On my way to the office for the start of my night shift Monday I no sooner turned on my scanner than a call came in for an additional firetruck to go to the scene to help contain fuel being spilled and heading to the storm drains. At L-A Harley. I had nothing scheduled until later, so I headed that way. When I arrived, I will not lie. I was excited. A motorcycle was crushed under the wheels of a truck. What a great photo. Morbid perhaps. But for a photojournalist, a moving, well not really, but stunning imagery. I could tell at once nobody was seriously hurt. The demeanor of the police and firefighters is a dead, pardon the pun, giveaway. I shot, talked to firefighters and cops, bystanders, employees and the like. Shot some more and waited until there was a moment when the drivers were done talking with the police and firefighters. I approached them with my camera not pointing in their face, and managed to talk to both drivers and got information for a caption. The driver of the bike said the sun was in his eyes and he thought the truck was turning left, so he went to pass on the right. He made an assumption and paid the price. He is lucky to be alive.
While skulking around, waiting for one of them to put a hand on his head or face, or some other more dramatic moment, I got a call from a fellow Sun Journal employee. They were having mechanical difficulties with their vehicle and asked if I could come over and help. I hung out at the scene for a few more minutes. Documenting a scene like this is akin to covering a baseball game. You might get your best photo in the first inning, but stay the entire game hoping for a better one. I had some great shots already, but might have gotten a better one. I stayed a little longer, but didn’t get what I was looking for. I was focusing so long on trying to get one of the drivers, preferably Don Morris, the lucky one who was riding the bike, hoping he would express some emotion that would have put the photo over the top. But that didn’t happen. I did see the irony of the Ride Safe logo on the license plate and shot a closeup.
The first comment from a reader online said that photo told the story best. It is a wicked literal photo.
I helped my colleague with their car issue and headed to the office where I uploaded the photos to the website and headed to CMMC where I shot a video and photos of a class about eating better that will be our Eats for this Sunday’s B section. I learned about the benefits of a vegan diet and was entertained by a former Soviet bloc cook who has traveled the world and for a month, for free, show anyone interested, how to eat better and have it taste good.
About 10 minutes into it, I got a call from Judy Meyer, managing editor days, and a great boss, talented writer, editor and champion of freedom of the press, telling me there is a possible structure fire, but will call back if it turns out to be bad, so don’t go yet, but can you scoot if needed. Of course. Don’t worry about it came the call 5 minutes later. Five after that, it might be something, can you check it out when you get done.
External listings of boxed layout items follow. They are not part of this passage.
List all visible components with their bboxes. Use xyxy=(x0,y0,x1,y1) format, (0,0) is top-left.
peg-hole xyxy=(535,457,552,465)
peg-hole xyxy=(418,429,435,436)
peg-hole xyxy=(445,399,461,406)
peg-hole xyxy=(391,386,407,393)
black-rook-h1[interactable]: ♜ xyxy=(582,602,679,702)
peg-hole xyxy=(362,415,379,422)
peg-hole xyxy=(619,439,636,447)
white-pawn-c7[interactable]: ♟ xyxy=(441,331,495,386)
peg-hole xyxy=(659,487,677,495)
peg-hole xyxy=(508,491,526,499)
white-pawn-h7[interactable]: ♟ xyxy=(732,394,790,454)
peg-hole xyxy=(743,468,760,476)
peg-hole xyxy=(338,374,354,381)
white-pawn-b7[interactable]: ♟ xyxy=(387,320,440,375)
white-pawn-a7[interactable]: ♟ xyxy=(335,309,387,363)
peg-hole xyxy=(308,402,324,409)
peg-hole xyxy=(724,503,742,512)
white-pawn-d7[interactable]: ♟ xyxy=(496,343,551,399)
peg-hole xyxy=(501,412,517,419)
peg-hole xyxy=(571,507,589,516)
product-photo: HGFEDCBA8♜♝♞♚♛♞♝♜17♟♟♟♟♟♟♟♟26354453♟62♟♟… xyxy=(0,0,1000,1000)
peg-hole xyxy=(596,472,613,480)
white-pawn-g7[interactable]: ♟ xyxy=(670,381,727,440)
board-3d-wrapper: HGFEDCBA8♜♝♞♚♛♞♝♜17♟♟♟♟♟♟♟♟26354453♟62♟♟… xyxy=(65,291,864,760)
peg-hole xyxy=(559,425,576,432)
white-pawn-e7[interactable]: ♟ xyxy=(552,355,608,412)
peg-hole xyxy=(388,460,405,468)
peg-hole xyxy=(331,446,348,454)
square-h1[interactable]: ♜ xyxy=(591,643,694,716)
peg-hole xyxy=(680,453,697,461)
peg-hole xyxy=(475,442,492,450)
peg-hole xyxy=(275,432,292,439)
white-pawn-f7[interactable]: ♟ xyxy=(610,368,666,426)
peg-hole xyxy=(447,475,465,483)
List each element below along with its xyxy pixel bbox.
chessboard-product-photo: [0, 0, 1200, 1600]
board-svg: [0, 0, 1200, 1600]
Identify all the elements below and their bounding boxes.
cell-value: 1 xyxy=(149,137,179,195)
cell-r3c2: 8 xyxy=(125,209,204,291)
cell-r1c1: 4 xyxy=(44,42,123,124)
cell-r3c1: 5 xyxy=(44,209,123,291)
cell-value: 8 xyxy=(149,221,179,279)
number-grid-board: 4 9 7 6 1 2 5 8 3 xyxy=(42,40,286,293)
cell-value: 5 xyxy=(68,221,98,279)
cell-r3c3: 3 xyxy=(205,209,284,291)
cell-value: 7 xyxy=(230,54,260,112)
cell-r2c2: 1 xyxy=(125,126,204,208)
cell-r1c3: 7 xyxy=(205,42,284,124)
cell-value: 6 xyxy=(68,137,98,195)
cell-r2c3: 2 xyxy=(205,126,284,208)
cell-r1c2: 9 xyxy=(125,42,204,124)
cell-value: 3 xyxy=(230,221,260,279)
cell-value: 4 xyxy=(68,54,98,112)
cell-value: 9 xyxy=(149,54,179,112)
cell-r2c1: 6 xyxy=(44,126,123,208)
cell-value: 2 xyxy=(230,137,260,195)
I did and in the middle of shooting that, a call for smoke coming from Blake Street Towers. Race there and while getting out of my car there, a call for possible smoke coming from Bates Mill. I can see smoke for sure coming from Blake Street, so I start shooting. Some trucks diverted to the mill, but later the caller reporting the Bates Mill fire calls back and says it just the smoke from the towers. Unlike the TV guys who tend to stay in one place, I walk around the entire building and get a variety of different scenes playing out.
Head back to the office, process the lot, and get ready to punch out a few minutes early. Call it not getting a lunch break. An eventful, but short shift for a change. Just then a friend, knowing I am late guy, calls and says “nice night for a bike ride, ya think!”
Monday night’s I usually get home when everyone is calling it a night anyway, it could not be any better weather, I did not get to the gym today, ok. What a perfect night for a ride through LA. A minute before midnight I get home and my oldest son Ryan is just going to bed. I say goodnight and tell him I am taking Allie for a walk. His eyes open wide, sits up and says. “I’m coming, I want to spend some time with you dad.” We have gone on hundreds of walks with the dog, many late at night. But both of us know they will be coming to an end soon as he is heading off to boot camp at the end of the summer. I am so proud of him, happy for him, and am confident he will do great things. But damn if I won’t miss my son. A great way to end my day.
Of all the images I have from today, the one that will last the longest is the look in Ryan’s eyes when he shot up from his bed with a big smile on his face, wanting nothing more than to spend time with me.